The rest of this section gives the precise details of how operations use monotonic clocks, but understanding those details is not required to use this package.

The Time returned by time.Now contains a monotonic clock reading. If Time t has a monotonic clock reading, t.Add adds the same duration to both the wall clock and monotonic clock readings to compute the result. Because t.AddDate(y, m, d), t.Round(d), and t.Truncate(d) are wall time computations, they always strip any monotonic clock reading from their results. Because t.In, t.Local, and t.UTC are used for their effect on the interpretation of the wall time, they also strip any monotonic clock reading from their results. The canonical way to strip a monotonic clock reading is to use t = t.Round(0).

If Times t and u both contain monotonic clock readings, the operations t.After(u), t.Before(u), t.Equal(u), and t.Sub(u) are carried out using the monotonic clock readings alone, ignoring the wall clock readings. If either t or u contains no monotonic clock reading, these operations fall back to using the wall clock readings.

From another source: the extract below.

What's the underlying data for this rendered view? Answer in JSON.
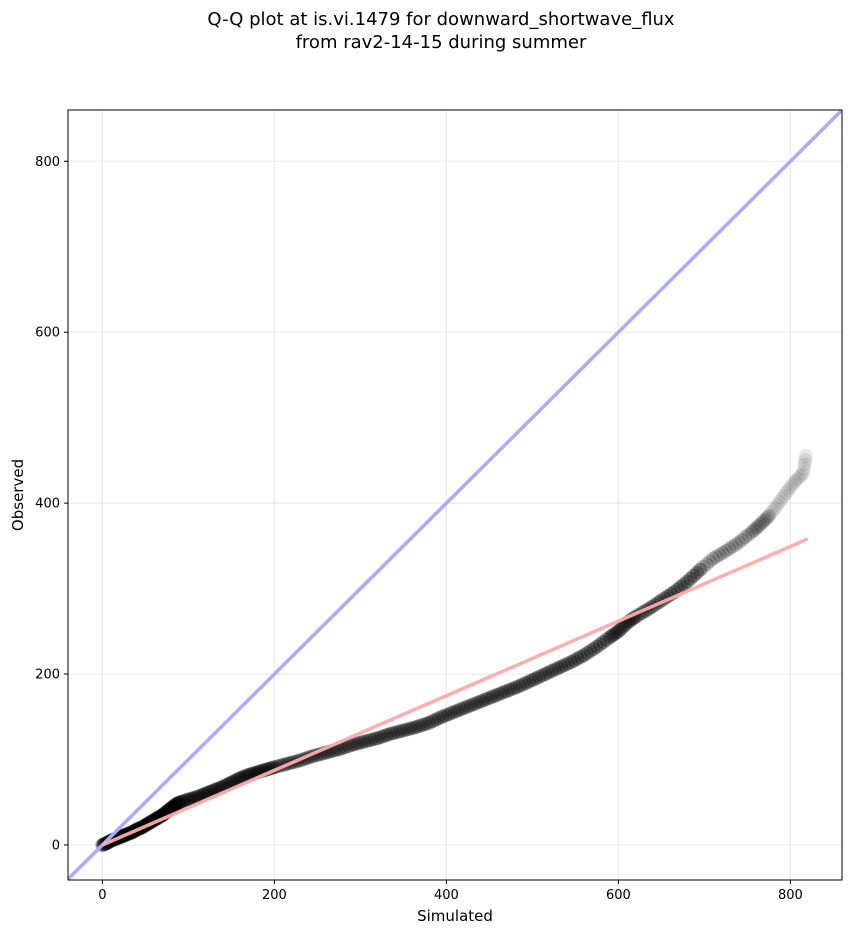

On some systems the monotonic clock will stop if the computer goes to sleep. On such a system, t.Sub(u) may not accurately reflect the actual time that passed between t and u.

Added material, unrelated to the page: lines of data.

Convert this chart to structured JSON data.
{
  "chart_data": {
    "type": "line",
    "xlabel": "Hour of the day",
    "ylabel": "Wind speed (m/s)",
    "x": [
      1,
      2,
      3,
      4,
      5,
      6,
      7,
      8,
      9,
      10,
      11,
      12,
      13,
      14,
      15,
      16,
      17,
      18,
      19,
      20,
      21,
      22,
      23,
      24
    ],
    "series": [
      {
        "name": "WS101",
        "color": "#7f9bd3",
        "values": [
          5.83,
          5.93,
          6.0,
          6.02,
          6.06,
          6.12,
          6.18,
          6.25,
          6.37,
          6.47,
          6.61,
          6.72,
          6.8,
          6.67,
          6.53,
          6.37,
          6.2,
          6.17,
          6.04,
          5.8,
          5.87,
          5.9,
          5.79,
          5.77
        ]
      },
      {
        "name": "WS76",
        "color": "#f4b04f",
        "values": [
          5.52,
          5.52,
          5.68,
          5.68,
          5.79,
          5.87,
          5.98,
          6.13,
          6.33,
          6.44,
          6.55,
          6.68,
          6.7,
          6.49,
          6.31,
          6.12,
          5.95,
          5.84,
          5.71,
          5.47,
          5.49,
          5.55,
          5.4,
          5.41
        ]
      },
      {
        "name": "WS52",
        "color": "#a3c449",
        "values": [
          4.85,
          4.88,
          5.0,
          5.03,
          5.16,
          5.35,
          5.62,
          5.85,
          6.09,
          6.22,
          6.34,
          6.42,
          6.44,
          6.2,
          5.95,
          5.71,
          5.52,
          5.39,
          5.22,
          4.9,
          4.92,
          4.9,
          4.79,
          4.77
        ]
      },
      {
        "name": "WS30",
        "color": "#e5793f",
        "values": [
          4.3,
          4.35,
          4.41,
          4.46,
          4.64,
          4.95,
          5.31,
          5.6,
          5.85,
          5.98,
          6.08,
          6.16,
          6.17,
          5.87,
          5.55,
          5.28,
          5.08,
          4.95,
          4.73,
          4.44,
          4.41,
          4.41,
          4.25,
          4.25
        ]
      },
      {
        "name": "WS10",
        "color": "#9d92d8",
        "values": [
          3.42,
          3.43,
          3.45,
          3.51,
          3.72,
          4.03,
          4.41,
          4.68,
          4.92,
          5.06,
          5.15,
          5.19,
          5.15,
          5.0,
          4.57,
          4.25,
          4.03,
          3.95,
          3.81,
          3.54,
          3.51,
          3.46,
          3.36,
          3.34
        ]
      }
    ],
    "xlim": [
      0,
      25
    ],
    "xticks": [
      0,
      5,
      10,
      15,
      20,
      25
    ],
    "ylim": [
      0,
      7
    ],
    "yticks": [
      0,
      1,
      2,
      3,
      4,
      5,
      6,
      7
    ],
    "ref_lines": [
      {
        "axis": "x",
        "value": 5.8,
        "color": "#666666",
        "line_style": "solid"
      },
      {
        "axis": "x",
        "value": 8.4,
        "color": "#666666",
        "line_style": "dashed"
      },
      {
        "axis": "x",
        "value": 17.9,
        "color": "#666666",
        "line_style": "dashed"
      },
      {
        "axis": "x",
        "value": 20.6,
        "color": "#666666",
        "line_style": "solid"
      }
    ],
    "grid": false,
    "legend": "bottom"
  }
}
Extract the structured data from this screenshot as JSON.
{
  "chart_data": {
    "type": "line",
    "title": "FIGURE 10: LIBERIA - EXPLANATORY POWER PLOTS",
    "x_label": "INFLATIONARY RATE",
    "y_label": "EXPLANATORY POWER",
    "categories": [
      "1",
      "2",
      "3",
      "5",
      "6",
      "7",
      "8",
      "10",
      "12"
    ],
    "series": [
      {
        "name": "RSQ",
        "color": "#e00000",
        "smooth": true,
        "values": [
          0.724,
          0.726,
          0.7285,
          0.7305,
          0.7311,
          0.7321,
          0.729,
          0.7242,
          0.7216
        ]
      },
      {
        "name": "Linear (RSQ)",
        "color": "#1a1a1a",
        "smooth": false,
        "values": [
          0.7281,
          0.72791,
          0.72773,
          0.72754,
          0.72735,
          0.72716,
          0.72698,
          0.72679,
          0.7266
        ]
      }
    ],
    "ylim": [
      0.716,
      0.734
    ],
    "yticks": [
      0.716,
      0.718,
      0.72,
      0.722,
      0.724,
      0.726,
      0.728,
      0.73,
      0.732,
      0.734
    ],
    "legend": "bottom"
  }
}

Because the monotonic clock reading has no meaning outside the current process, the serialized forms generated by t.GobEncode, t.MarshalBinary, t.MarshalJSON, and t.MarshalText omit the monotonic clock reading, and t.Format provides no format for it. Similarly, the constructors time.Date, time.Parse, time.ParseInLocation, and time.Unix, as well as the unmarshalers t.GobDecode, t.UnmarshalBinary. t.UnmarshalJSON, and t.UnmarshalText always create times with no monotonic clock reading.

The monotonic clock reading exists only in Time values. It is not a part of Duration values or the Unix times returned by t.Unix and friends.

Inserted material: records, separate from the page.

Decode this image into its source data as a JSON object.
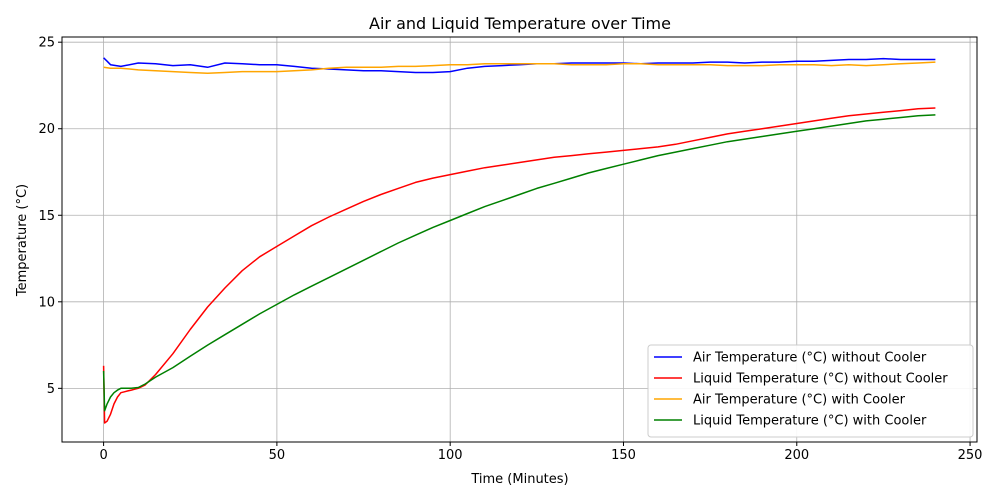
{
  "chart_data": {
    "type": "line",
    "title": "Air and Liquid Temperature over Time",
    "xlabel": "Time (Minutes)",
    "ylabel": "Temperature (°C)",
    "xlim": [
      -12,
      252
    ],
    "ylim": [
      1.9,
      25.3
    ],
    "xticks": [
      0,
      50,
      100,
      150,
      200,
      250
    ],
    "yticks": [
      5,
      10,
      15,
      20,
      25
    ],
    "grid": true,
    "legend_position": "lower-right",
    "series": [
      {
        "name": "Air Temperature (°C) without Cooler",
        "color": "#0000ff",
        "x": [
          0,
          1,
          2,
          5,
          10,
          15,
          20,
          25,
          30,
          35,
          40,
          45,
          50,
          55,
          60,
          65,
          70,
          75,
          80,
          85,
          90,
          95,
          100,
          105,
          110,
          115,
          120,
          125,
          130,
          135,
          140,
          145,
          150,
          155,
          160,
          165,
          170,
          175,
          180,
          185,
          190,
          195,
          200,
          205,
          210,
          215,
          220,
          225,
          230,
          235,
          240
        ],
        "y": [
          24.1,
          23.9,
          23.7,
          23.6,
          23.8,
          23.75,
          23.65,
          23.7,
          23.55,
          23.8,
          23.75,
          23.7,
          23.7,
          23.6,
          23.5,
          23.45,
          23.4,
          23.35,
          23.35,
          23.3,
          23.25,
          23.25,
          23.3,
          23.5,
          23.6,
          23.65,
          23.7,
          23.75,
          23.75,
          23.8,
          23.8,
          23.8,
          23.8,
          23.75,
          23.8,
          23.8,
          23.8,
          23.85,
          23.85,
          23.8,
          23.85,
          23.85,
          23.9,
          23.9,
          23.95,
          24.0,
          24.0,
          24.05,
          24.0,
          24.0,
          24.0
        ]
      },
      {
        "name": "Liquid Temperature (°C) without Cooler",
        "color": "#ff0000",
        "x": [
          0,
          0.3,
          1,
          2,
          3,
          4,
          5,
          6,
          7,
          8,
          9,
          10,
          12,
          15,
          20,
          25,
          30,
          35,
          40,
          45,
          50,
          55,
          60,
          65,
          70,
          75,
          80,
          85,
          90,
          95,
          100,
          105,
          110,
          115,
          120,
          125,
          130,
          135,
          140,
          145,
          150,
          155,
          160,
          165,
          170,
          175,
          180,
          185,
          190,
          195,
          200,
          205,
          210,
          215,
          220,
          225,
          230,
          235,
          240
        ],
        "y": [
          6.3,
          3.0,
          3.1,
          3.5,
          4.1,
          4.5,
          4.75,
          4.8,
          4.85,
          4.9,
          4.95,
          5.0,
          5.2,
          5.8,
          7.0,
          8.4,
          9.7,
          10.8,
          11.8,
          12.6,
          13.2,
          13.8,
          14.4,
          14.9,
          15.35,
          15.8,
          16.2,
          16.55,
          16.9,
          17.15,
          17.35,
          17.55,
          17.75,
          17.9,
          18.05,
          18.2,
          18.35,
          18.45,
          18.55,
          18.65,
          18.75,
          18.85,
          18.95,
          19.1,
          19.3,
          19.5,
          19.7,
          19.85,
          20.0,
          20.15,
          20.3,
          20.45,
          20.6,
          20.75,
          20.85,
          20.95,
          21.05,
          21.15,
          21.2
        ]
      },
      {
        "name": "Air Temperature (°C) with Cooler",
        "color": "#ffa500",
        "x": [
          0,
          2,
          5,
          10,
          15,
          20,
          25,
          30,
          35,
          40,
          45,
          50,
          55,
          60,
          65,
          70,
          75,
          80,
          85,
          90,
          95,
          100,
          105,
          110,
          115,
          120,
          125,
          130,
          135,
          140,
          145,
          150,
          155,
          160,
          165,
          170,
          175,
          180,
          185,
          190,
          195,
          200,
          205,
          210,
          215,
          220,
          225,
          230,
          235,
          240
        ],
        "y": [
          23.55,
          23.5,
          23.5,
          23.4,
          23.35,
          23.3,
          23.25,
          23.2,
          23.25,
          23.3,
          23.3,
          23.3,
          23.35,
          23.4,
          23.5,
          23.55,
          23.55,
          23.55,
          23.6,
          23.6,
          23.65,
          23.7,
          23.7,
          23.75,
          23.75,
          23.75,
          23.75,
          23.75,
          23.7,
          23.7,
          23.7,
          23.75,
          23.75,
          23.7,
          23.7,
          23.7,
          23.7,
          23.65,
          23.65,
          23.65,
          23.7,
          23.7,
          23.7,
          23.65,
          23.7,
          23.65,
          23.7,
          23.75,
          23.8,
          23.85
        ]
      },
      {
        "name": "Liquid Temperature (°C) with Cooler",
        "color": "#008000",
        "x": [
          0,
          0.3,
          1,
          2,
          3,
          4,
          5,
          6,
          8,
          10,
          12,
          15,
          20,
          25,
          30,
          35,
          40,
          45,
          50,
          55,
          60,
          65,
          70,
          75,
          80,
          85,
          90,
          95,
          100,
          105,
          110,
          115,
          120,
          125,
          130,
          135,
          140,
          145,
          150,
          155,
          160,
          165,
          170,
          175,
          180,
          185,
          190,
          195,
          200,
          205,
          210,
          215,
          220,
          225,
          230,
          235,
          240
        ],
        "y": [
          6.0,
          3.7,
          4.1,
          4.5,
          4.75,
          4.9,
          5.0,
          5.0,
          5.0,
          5.05,
          5.25,
          5.65,
          6.2,
          6.85,
          7.5,
          8.1,
          8.7,
          9.3,
          9.85,
          10.4,
          10.9,
          11.4,
          11.9,
          12.4,
          12.9,
          13.4,
          13.85,
          14.3,
          14.7,
          15.1,
          15.5,
          15.85,
          16.2,
          16.55,
          16.85,
          17.15,
          17.45,
          17.7,
          17.95,
          18.2,
          18.45,
          18.65,
          18.85,
          19.05,
          19.25,
          19.4,
          19.55,
          19.7,
          19.85,
          20.0,
          20.15,
          20.3,
          20.45,
          20.55,
          20.65,
          20.75,
          20.8
        ]
      }
    ]
  }
}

Note that the Go == operator compares not just the time instant but also the Location and the monotonic clock reading. See the documentation for the Time type for a discussion of equality testing for Time values.

For debugging, the result of t.String does include the monotonic clock reading if present. If t != u because of different monotonic clock readings, that difference will be visible when printing t.String() and u.String().

The above is a nice way to handle things that is fairly transparent to the programmer. If you are comparing timestamps within an application, then it uses monotonic time. If you are getting timestamps from external sources, then wall time is used, but the programmer does not need to worry about it – very clever.